Our farm adjoins a B-road, and where you join it as you come out of our farm, it is not that easy to see oncoming traffic. We have a couple of young lads driving tractors so I thought
a bit of safety wouldn’t go amiss. I bought two big red triangles with pictures of tractors in the middle and I nailed these signs on to pallets. I put one either side of the junction, giving about 100 yards warning of the hazard. I thought I was doing something that would make young lives safer. I didn’t realise my own would be at risk. You’d think someone carrying a pallet across the road with a big red triangle fixed to it would attract attention. I was glad to get back into the Discovery. I certainly wasn’t safe putting the signs up. So I’ve done my bit. Does anyone pay any attention? Not that I’ve seen. If it wasn’t so serious, it would almost be funny. Going to work in the morning is the most dangerous time, with builders in vans, late for work and eating bacon sandwiches, and women doing 70mph while they put their make-up on.
IT CAN be very exciting, going on holiday, but I always look forward to the first ride around the farm when I get back. I like to look at the stock and the fields and mentally note the changes that have taken place. I set off this morning also quite excited, which may seem a bit sad but to me it means that I find my everyday life fulfilling. I was looking particularly to see some improvement in the maize, and there was. The weedkiller has worked well and the plants have grown — a bit. I don’t know how many times I was told in France that the French maize looks better than mine — and it did.
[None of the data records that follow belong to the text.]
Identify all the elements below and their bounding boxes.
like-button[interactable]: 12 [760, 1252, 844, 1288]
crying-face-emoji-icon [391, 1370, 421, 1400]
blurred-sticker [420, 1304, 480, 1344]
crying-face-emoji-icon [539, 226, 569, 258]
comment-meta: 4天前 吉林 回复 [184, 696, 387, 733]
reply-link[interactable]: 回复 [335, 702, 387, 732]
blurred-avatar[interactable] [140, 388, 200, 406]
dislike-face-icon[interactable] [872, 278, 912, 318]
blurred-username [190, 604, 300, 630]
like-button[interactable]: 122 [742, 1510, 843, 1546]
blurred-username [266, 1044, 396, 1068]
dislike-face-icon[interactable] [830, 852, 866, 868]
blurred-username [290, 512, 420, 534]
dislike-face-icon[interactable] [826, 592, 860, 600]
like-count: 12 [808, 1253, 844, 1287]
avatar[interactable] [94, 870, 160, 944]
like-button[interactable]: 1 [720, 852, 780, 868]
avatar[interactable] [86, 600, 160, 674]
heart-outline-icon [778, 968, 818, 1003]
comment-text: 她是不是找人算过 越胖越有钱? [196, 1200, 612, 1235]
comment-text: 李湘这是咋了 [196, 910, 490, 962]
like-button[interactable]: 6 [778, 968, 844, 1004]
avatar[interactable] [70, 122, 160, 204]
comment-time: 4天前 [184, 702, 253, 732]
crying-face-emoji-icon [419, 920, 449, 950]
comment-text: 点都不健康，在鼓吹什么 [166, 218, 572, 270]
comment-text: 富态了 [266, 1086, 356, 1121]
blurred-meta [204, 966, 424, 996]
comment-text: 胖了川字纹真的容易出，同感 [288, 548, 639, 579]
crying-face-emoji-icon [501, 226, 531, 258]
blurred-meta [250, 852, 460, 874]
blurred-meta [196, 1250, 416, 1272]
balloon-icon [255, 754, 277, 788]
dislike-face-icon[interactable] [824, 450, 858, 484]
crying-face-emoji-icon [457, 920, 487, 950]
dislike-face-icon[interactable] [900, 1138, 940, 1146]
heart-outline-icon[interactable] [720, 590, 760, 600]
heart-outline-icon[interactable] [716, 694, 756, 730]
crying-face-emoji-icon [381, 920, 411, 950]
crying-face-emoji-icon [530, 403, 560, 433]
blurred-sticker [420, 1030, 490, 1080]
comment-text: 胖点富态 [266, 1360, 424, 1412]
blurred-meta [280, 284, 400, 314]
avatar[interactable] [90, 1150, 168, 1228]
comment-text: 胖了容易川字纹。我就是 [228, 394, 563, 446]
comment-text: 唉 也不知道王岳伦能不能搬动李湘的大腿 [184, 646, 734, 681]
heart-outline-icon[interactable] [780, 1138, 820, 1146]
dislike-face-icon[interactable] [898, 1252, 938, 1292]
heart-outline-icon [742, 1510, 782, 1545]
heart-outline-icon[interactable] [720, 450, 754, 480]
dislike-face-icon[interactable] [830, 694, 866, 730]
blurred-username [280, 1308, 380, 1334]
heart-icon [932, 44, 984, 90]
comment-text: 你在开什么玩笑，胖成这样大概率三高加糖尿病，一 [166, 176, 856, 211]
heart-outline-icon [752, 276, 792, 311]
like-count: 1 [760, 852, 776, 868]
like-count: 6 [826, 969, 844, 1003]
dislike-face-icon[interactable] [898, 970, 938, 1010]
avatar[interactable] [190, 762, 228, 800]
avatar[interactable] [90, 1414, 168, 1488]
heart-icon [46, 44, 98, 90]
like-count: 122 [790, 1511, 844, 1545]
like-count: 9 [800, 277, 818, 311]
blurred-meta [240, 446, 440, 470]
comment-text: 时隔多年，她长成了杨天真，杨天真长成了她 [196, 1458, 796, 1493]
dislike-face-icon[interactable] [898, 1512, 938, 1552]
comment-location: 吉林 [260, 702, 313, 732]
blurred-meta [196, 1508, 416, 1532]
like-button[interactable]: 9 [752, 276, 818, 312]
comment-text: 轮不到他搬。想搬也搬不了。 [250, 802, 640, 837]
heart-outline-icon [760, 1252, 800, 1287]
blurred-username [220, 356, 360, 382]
THERE’S A LANE I travel every day to get to our other land. A kestrel lives somewhere near the lane, he or she has been there for years. I tend to drive along the lane slowly as I look over the hedges (being nosey) and the kestrel has taken to flying along in front of whatever vehicle, tractor or Discovery that I’m driving. At this time of year, the sound of an approaching vehicle can make fledglings cross the road from one hedgerow to the other. We don’t have to travel very far, the kestrel and I, before he has a meal. It leaves me feeling as if I were being used, which of course I am.